Местоимение «мы», завидев которое иные критики готовы схватиться за плеть или пистолет, употреблялось и продолжает употребляться разными поэтами в разных контекстах. Есть ли нужда в конкретизации обобщающего «мы» и обозначении тех, кто подразумевается и подверстывается? «Мы были музыкой во льду» – резюмировал когда-то Борис Пастернак. «Мы долгое эхо друг друга» – декларировал Роберт Рождественский. «Мы радуга на поверхности капель летейских» – пишет Илья Рывкин. Так поверхность или все-таки поверхностность? Или множество поверхностей с коллосальным количеством точек соприкосновения и проникновения?

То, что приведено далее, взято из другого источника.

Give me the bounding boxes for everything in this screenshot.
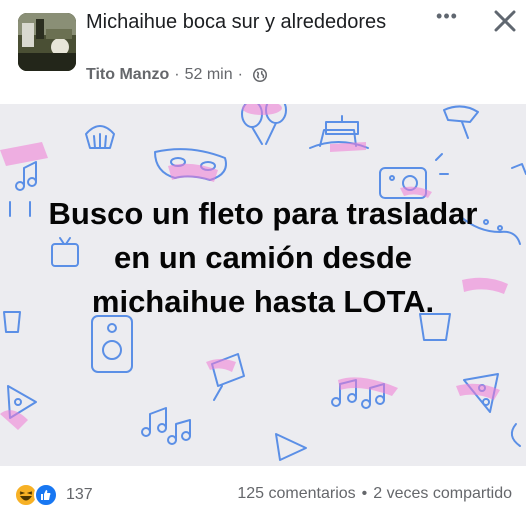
meta-separator: · xyxy=(174,66,180,83)
more-options-icon[interactable]: ••• xyxy=(432,6,462,34)
comments-count-link[interactable]: 125 comentarios xyxy=(237,485,355,503)
shares-count-link[interactable]: 2 veces compartido xyxy=(373,485,512,503)
post-header: Michaihue boca sur y alrededores Tito Ma… xyxy=(0,0,526,104)
group-avatar[interactable] xyxy=(18,13,76,71)
close-icon[interactable] xyxy=(490,6,520,36)
post-timestamp[interactable]: 52 min xyxy=(185,66,233,84)
haha-reaction-icon xyxy=(14,483,38,507)
post-meta: Tito Manzo · 52 min · xyxy=(86,66,268,84)
engagement-stats: 125 comentarios • 2 veces compartido xyxy=(237,485,512,503)
reactions-summary[interactable]: 137 xyxy=(14,483,93,507)
reaction-icons xyxy=(14,483,64,507)
post-body-text: Busco un fleto para trasladar en un cami… xyxy=(48,196,478,319)
group-name-link[interactable]: Michaihue boca sur y alrededores xyxy=(86,10,406,35)
post-footer: 137 125 comentarios • 2 veces compartido xyxy=(0,466,526,526)
globe-icon xyxy=(252,67,268,83)
reaction-count: 137 xyxy=(66,486,93,503)
post-background: Busco un fleto para trasladar en un cami… xyxy=(0,104,526,466)
stats-separator: • xyxy=(361,485,368,502)
author-name[interactable]: Tito Manzo xyxy=(86,66,169,84)
meta-separator-2: · xyxy=(237,66,243,83)
like-reaction-icon xyxy=(34,483,58,507)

В любом случае – неповторимая гамма возбужденных тропов, заряженных (зараженных) букетами смыслов, метафорические пятна, длящиеся и диффузные, разной степени интенсивности и продолжительности, легкое головокружение от социально-политических протуберанцев, намагниченных горячими точками, ставших точками опоры для этих выбросов, холодных к тем, кто наблюдает за ними. Здесь можно найти целое множество таинственных метамодернистских вещей: «бумажные берега» и «парики пчел», «летающие границы» и «черные острова по запаху черного кружевного белья». Автор как наблюдатель и естествоиспытатель ощущает в себе и вокруг себя «пятиугольные дни», «безмотивники», взаимную недоступность маленьких летательных аппаратов, «желание лечить небо» по причине ветра, небо, держащееся «на чулочных подвязках».
Где еще встретишь такой избыток, на каких выставках, в каких галереях и торговых рядах? Лирическое «я», «пропитавшееся говорением», наблюдающее «перелеты фргаментов», сочетает архетипы со свежими дефинициями, драгоценности сталкивает с рудералами. От «забастовки на конвейере равноправия» до «неотвратимой гибели наций и капитала» тексты «закоммутированы», закольцованы, образы не случайны. Контрагенты разные, зачастую спорные и противоречивые, и Лютер, и люцифер. Классически красивые эпитеты обрамляются такими «пунктирными», «краснонитяными» слова, как пропитывающий и гниющий.
Предвижу вопросы. Не опасна ли «поверхностность», и та ли это «повехностность»? В случае с Рывкином она, мне кажется, сродни порыву. Пресловутая критическая экспертиза требует (зачастую и даже априорно) избегать автоматизма и повторов, пугая вторичностью и серийностью, забывая, однако, что «только ритм» остается – по Антокольскому, а прицелы, глядящие на нас со всех сторон, могут вызвать «хроническое недоверие цветка к собственному цветенью». Однако лирическое «я» Ильи Рывкина – не из робкого десятка, цветок цветет, тем и хорош, и плывет межгалактический корабль, плывет быстро. Скорость ртути, спешный порыв. Не исключено, что и грамматика, как подчеркивает сам Рывкин, меняется побуквенно, обнажая что-то неведомое и, возможно, опасное; создавая напластования и разрыхляя их. Но «карантин неравных букв» не коснулся автора – они у Рывкина все равновеликие и равноценные.